The common question is: How are you doing?
I feel lonely. Even the stories of other miscarriages make me feel alone because no one has the exact same story. There’s camaraderie in acknowledging the shared heartache, but even the level of heartache and method of processing differs depending on the person. I talked about the love I have for my community in a previous post, and I don’t mean this in a way that diminishes what they do for me every day. Simply, despite all of the support, this is a personal obstacle I need to overcome on my own.
What does my loneliness look like?
At this moment, loneliness is wanting to be near someone, but also wanting to be alone.

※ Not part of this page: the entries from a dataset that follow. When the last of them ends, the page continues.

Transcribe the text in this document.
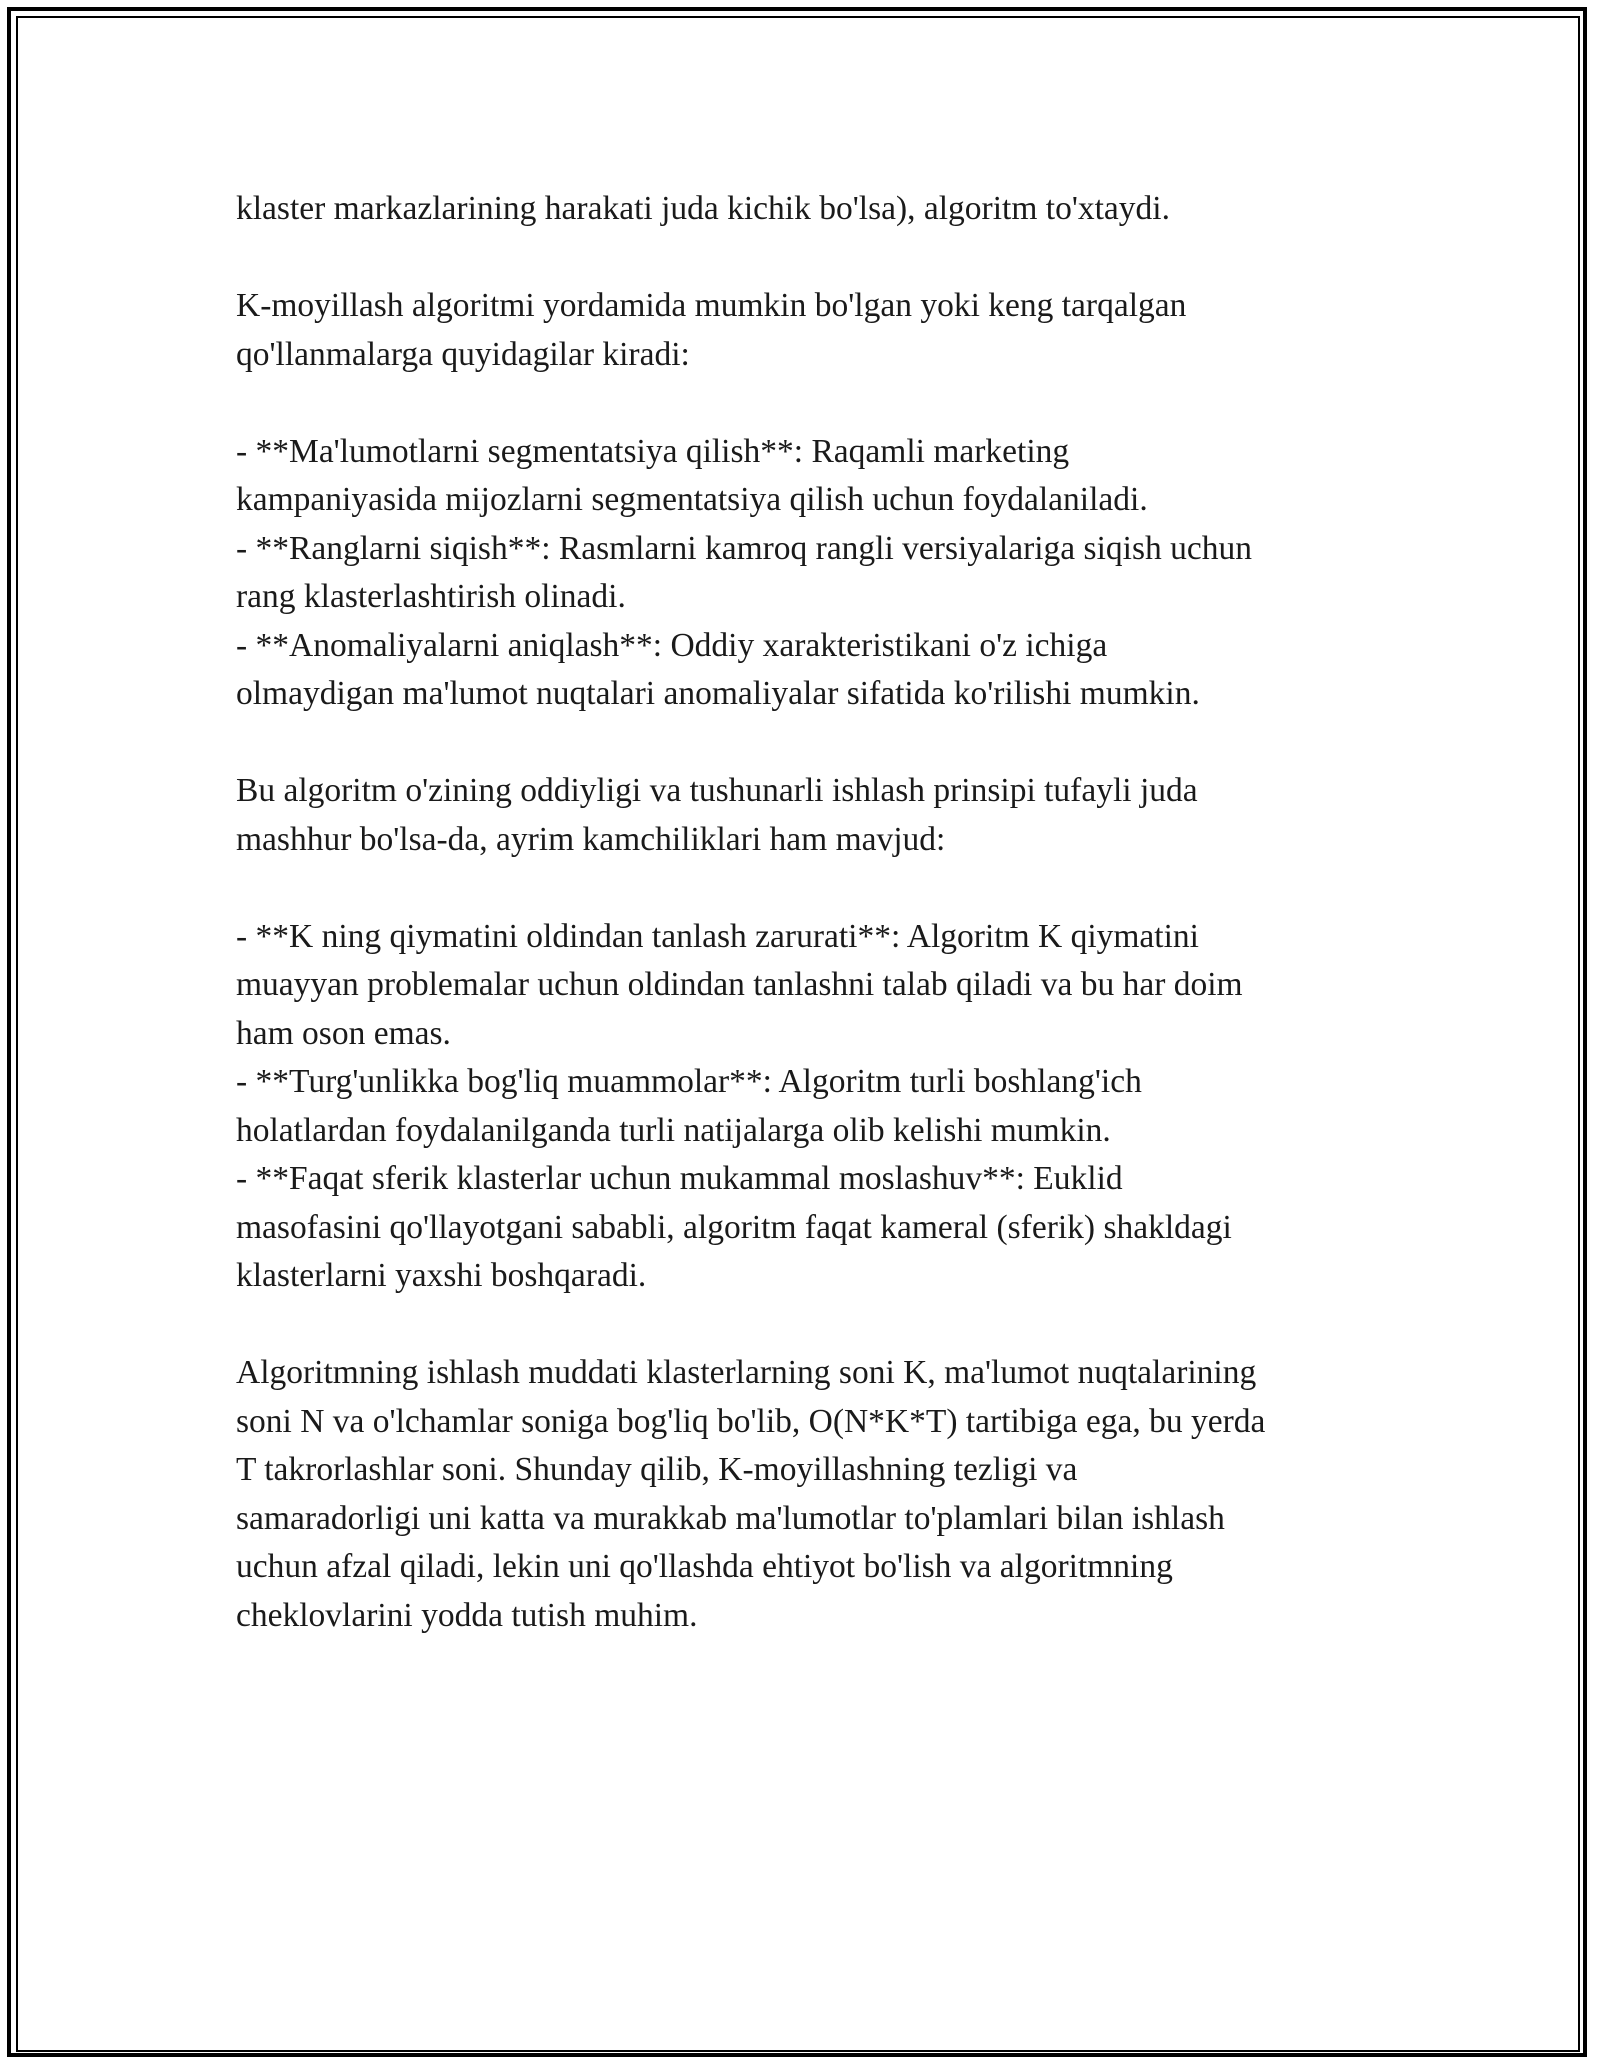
klaster markazlarining harakati juda kichik bo'lsa), algoritm to'xtaydi.

K-moyillash algoritmi yordamida mumkin bo'lgan yoki keng tarqalgan

qo'llanmalarga quyidagilar kiradi:

- **Ma'lumotlarni segmentatsiya qilish**: Raqamli marketing

kampaniyasida mijozlarni segmentatsiya qilish uchun foydalaniladi.

- **Ranglarni siqish**: Rasmlarni kamroq rangli versiyalariga siqish uchun

rang klasterlashtirish olinadi.

- **Anomaliyalarni aniqlash**: Oddiy xarakteristikani o'z ichiga

olmaydigan ma'lumot nuqtalari anomaliyalar sifatida ko'rilishi mumkin.

Bu algoritm o'zining oddiyligi va tushunarli ishlash prinsipi tufayli juda

mashhur bo'lsa-da, ayrim kamchiliklari ham mavjud:

- **K ning qiymatini oldindan tanlash zarurati**: Algoritm K qiymatini

muayyan problemalar uchun oldindan tanlashni talab qiladi va bu har doim

ham oson emas.

- **Turg'unlikka bog'liq muammolar**: Algoritm turli boshlang'ich

holatlardan foydalanilganda turli natijalarga olib kelishi mumkin.

- **Faqat sferik klasterlar uchun mukammal moslashuv**: Euklid

masofasini qo'llayotgani sababli, algoritm faqat kameral (sferik) shakldagi

klasterlarni yaxshi boshqaradi.

Algoritmning ishlash muddati klasterlarning soni K, ma'lumot nuqtalarining

soni N va o'lchamlar soniga bog'liq bo'lib, O(N*K*T) tartibiga ega, bu yerda

T takrorlashlar soni. Shunday qilib, K-moyillashning tezligi va

samaradorligi uni katta va murakkab ma'lumotlar to'plamlari bilan ishlash

uchun afzal qiladi, lekin uni qo'llashda ehtiyot bo'lish va algoritmning

cheklovlarini yodda tutish muhim.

It’s hoping for someone to understand what I need without asking. But I don’t know any mind readers and I don’t have the energy to reach out to them.
It’s wanting to be comforted, but sabotaging myself into thinking no one is available or compatible to me. (Sometimes it’s true and other times it’s pessimism.)

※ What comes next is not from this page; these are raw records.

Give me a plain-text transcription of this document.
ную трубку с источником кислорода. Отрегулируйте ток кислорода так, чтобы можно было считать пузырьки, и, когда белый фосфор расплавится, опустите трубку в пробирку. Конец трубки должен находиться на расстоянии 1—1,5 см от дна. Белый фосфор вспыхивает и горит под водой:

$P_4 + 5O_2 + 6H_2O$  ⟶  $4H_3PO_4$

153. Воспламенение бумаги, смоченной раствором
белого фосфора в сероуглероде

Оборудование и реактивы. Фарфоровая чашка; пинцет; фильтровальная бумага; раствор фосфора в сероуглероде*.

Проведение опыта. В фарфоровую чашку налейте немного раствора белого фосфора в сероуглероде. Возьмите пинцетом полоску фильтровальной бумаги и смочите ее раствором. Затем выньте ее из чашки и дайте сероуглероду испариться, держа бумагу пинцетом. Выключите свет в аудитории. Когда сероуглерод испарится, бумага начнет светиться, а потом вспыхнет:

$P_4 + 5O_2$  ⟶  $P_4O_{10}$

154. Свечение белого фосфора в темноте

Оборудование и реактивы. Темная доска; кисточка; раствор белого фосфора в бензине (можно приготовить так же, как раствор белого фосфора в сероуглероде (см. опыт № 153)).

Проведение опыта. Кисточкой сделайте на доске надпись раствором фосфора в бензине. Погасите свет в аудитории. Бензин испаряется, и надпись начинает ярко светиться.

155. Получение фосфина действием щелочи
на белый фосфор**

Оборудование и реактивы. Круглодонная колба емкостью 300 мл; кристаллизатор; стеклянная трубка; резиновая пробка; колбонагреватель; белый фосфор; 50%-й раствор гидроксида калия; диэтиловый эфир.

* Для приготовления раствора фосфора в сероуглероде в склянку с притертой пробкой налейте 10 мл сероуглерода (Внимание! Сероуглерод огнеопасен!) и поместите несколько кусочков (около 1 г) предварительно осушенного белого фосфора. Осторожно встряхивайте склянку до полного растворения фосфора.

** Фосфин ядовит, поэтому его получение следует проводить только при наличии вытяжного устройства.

It’s looking for distractions to make myself feel better. But it’s also sitting in my thoughts to honor the emotions that are hard to explain.
My loneliness is viewing the future with hope and anxiety. Hope for a baby, like so many couples have successfully conceived after their miscarriage(s); Anxiety that we will forever be supporting and loving on our friends and their children, but never our own.
Loneliness is feeling left behind, even though my brain tells me it’s just a matter of timing.
In short, my loneliness is a mess of contradictions that makes me feel like I’m being dishonest when someone asks me how I’m doing. Sometimes it’s on vacation when they ask, but it always comes back. I suppose this is my attempt at letting you know how I’m doing today. So if you asked me–thank you for asking.